Misha Defonseca is a liar. Or maybe she was a liar who convinced herself so thoroughly of her own lies that she ended up genuinely deluded into believing them. Either way, the claims made in her 1997 autobiography, “Misha: A Mémoire of the Holocaust Years,” about being a Holocaust survivor who hid from the Nazis by living with wolves as a child, are definitively false. For its first half-hour, “Misha and the Wolves” goes along with its subject’s story, a choice that’s manipulative but does make you understand why people were enraptured by Defonseca’s story and wanted to believe it.
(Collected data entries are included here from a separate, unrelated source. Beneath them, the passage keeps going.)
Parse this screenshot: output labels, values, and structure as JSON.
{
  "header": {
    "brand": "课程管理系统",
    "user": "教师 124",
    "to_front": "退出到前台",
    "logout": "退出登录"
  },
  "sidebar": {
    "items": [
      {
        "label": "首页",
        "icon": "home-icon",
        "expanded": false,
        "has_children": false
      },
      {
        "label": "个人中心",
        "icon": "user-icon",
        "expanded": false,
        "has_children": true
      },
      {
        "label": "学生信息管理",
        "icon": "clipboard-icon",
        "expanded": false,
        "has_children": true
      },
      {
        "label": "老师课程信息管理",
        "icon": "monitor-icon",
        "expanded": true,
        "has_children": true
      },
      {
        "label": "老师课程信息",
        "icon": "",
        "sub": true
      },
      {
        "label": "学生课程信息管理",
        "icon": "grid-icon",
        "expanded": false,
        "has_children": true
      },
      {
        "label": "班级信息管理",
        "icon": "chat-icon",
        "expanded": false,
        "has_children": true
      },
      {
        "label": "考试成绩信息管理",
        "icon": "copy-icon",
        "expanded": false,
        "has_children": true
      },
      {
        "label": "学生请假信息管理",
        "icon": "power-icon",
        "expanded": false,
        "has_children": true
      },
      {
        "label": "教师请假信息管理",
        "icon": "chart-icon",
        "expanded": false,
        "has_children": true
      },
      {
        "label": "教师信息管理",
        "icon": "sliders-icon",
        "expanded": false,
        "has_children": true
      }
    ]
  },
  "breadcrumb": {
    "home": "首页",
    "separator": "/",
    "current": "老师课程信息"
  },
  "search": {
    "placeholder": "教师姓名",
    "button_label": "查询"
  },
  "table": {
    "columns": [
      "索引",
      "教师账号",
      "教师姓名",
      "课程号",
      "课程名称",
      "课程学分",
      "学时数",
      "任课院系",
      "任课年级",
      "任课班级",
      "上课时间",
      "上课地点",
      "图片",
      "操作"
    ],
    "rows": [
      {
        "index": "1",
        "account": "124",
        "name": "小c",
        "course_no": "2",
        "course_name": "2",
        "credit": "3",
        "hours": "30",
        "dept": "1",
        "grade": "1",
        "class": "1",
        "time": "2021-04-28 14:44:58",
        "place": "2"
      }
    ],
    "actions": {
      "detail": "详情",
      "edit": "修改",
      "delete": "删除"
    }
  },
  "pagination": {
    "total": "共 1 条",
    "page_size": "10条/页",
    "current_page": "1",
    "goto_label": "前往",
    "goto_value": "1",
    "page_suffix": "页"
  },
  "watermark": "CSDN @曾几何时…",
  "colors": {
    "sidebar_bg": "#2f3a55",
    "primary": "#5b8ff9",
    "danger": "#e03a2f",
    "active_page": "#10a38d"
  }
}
“Misha and the Wolves” (Courtesy photo: CMPR)
“Misha and the Wolves” (Courtesy photo: CMPR)

The truth begins to get uncovered in the aftermath of a lawsuit between Defonseca, a Belgian woman living in Massachusetts, and Jane Daniel, the publisher who screwed her out of royalties. Daniel, who pushed Defonseca’s story on the world, isn’t a sympathetic figure, but at least she knows it. Upon noticing Defonseca used a different name and birth date on her legal documents, Daniel starts working with a team of experts to disprove the entire story and figure out what really happened to Defonseca and her family.

The mystery format of the film is ready-made for grabbing the attention of true crime fans, and it’s both compelling and overbearing in the way these sorts of documentaries often are. There are holes in how the film presents Daniel’s team poking holes in the story—one of the last interviews in the film quietly reveals that at least one Holocaust historian had told Daniel that Defonseca’s memoir was a fraud before it was even published, the sort of background detail it would be great to hear more about.

There is one twist in the format of the documentary itself that actually could be considered a spoiler. I won’t reveal it, but I will say it both makes complete sense as a workaround for certain issues and makes the film itself even more manipulative. Perhaps “Misha and the Wolves” could have been a better film with less manipulation, but it’s a compelling story nonetheless.